Father testified that it was "Jacob's choice" whether to have a relationship with Mother. When Mother asked how he felt about her having a relationship with Jacob, he replied, "[t]his is Jacob's choice, not mine. He is almost 13 years old. He has made his decision on what he wants to do." When the Attorney for the Child asked, "[a]s you sit here today, do you have any opposition to [Mother] having some type of contact with Jacob?" Father testified, "[i]t's up to Jacob. I know what Jacob thinks. I know what Jacob has said. It's up to Jacob, not me. Jacob has made up his mind." Father consistently testified that Jacob may visit with Mother at Jacob's discretion. Father "absolutely" felt he encouraged Jacob to visit.

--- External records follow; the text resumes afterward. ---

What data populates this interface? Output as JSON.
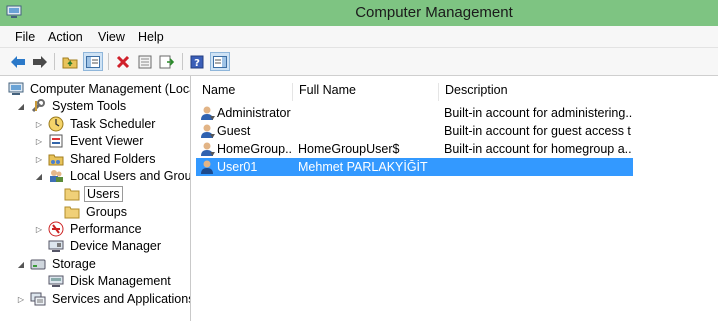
{
  "window": {
    "title": "Computer Management"
  },
  "menu": [
    {
      "label": "File"
    },
    {
      "label": "Action"
    },
    {
      "label": "View"
    },
    {
      "label": "Help"
    }
  ],
  "toolbar": {
    "buttons": [
      "back-icon",
      "forward-icon",
      "up-folder-icon",
      "show-hide-tree-icon",
      "delete-icon",
      "properties-icon",
      "export-list-icon",
      "help-icon",
      "show-hide-action-pane-icon"
    ]
  },
  "tree": {
    "items": [
      {
        "label": "Computer Management (Local"
      },
      {
        "label": "System Tools"
      },
      {
        "label": "Task Scheduler"
      },
      {
        "label": "Event Viewer"
      },
      {
        "label": "Shared Folders"
      },
      {
        "label": "Local Users and Groups"
      },
      {
        "label": "Users"
      },
      {
        "label": "Groups"
      },
      {
        "label": "Performance"
      },
      {
        "label": "Device Manager"
      },
      {
        "label": "Storage"
      },
      {
        "label": "Disk Management"
      },
      {
        "label": "Services and Applications"
      }
    ]
  },
  "list": {
    "columns": [
      {
        "label": "Name"
      },
      {
        "label": "Full Name"
      },
      {
        "label": "Description"
      }
    ],
    "rows": [
      {
        "name": "Administrator",
        "full_name": "",
        "description": "Built-in account for administering..."
      },
      {
        "name": "Guest",
        "full_name": "",
        "description": "Built-in account for guest access t..."
      },
      {
        "name": "HomeGroup...",
        "full_name": "HomeGroupUser$",
        "description": "Built-in account for homegroup a..."
      },
      {
        "name": "User01",
        "full_name": "Mehmet PARLAKYİĞİT",
        "description": ""
      }
    ],
    "selected_row": 3
  },
  "colors": {
    "titlebar": "#7ec482",
    "selection": "#3399ff"
  }
}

This Court finds Mother's testimony and Joseph V's testimony and portions of Father's testimony to be credible (see Matter of Louise E.S. v W. Stephen S., 64 NY2d 946, 947 [1985] ["respect is to be accorded the Trial Judge's advantage . . . in observ[ing] the demeanor of the witnesses"]; Eschbach v Eschbach, 56 NY2d 167, 173 [1982]; see also Boyd v Boyd, 252 NY 422, 429 [1930], rearg denied 253 NY532 [1930]). However, this Court finds Father was insincere and not credible when he testified that he had encouraged Jacob to visit with Mother (see Matter of Danielle S. v Larry R.S., 41 AD3d 1188, 1189 [4th Dept 2007]; Matter of Whitney v Judge, 138 AD3d 1381, 1383 [4th Dept 2016], denying lv to appeal 27 NY3d 911 [2016]; Matter of Tucker v Miller, 138 AD3d 1383, 1384 [4th Dept 2016]); [court's assessment of the [*5]credibility of the witnesses is entitled to great weight]. Indeed this Court finds Father's actions "rise to the level of deliberate frustration of [Mother's] visitation rights" (see Hiross, 224 AD2d 622, 663 [internal quotation marks and citation omitted]). The Court finds Father has subverted Mother's visitation with Jacob and finds there is a constant undercurrent from Father of disapproval of Mother which constrains Jacob from enjoying time with his Mother. The Court finds Father has engaged in a pattern of undermining Jacob's relationship with Mother so as to require this Court to vacate her support obligation. The Attorney for the Child's position also is consistent with a finding of parental alienation.

NOW, THEREFORE, it is

ORDERED that Petitioner, Traci M has proven alienation and her modification petition filed February 21, 2016 to decrease support is granted. Mother's support obligations are suspended as of the filing date of the petition, February 21, 2016, until her relationship with Jacob is restored and she enjoys a reasonable schedule of visitation.

Dated this 20th day of September, 2016 at Rochester, New York.



HON. DANDREA L. RUHLMANN

FAMILY COURT JUDGE

PURSUANT TO § 1113 OF THE FAMILY COURT ACT, AN APPEAL MUST BE TAKEN WITHIN THIRTY DAYS OF THE RECEIPT OF THE ORDER BY APPELLANT IN COURT, THIRTY-FIVE DAYS FROM THE MAILING OF THE ORDER TO THE APPELLANT BY THE CLERK OF THE COURT, OR THIRTY DAYS AFTER SERVICE BY A PARTY OR ATTORNEY FOR THE CHILD UPON THE APPELLANT, WHICHEVER IS EARLIEST.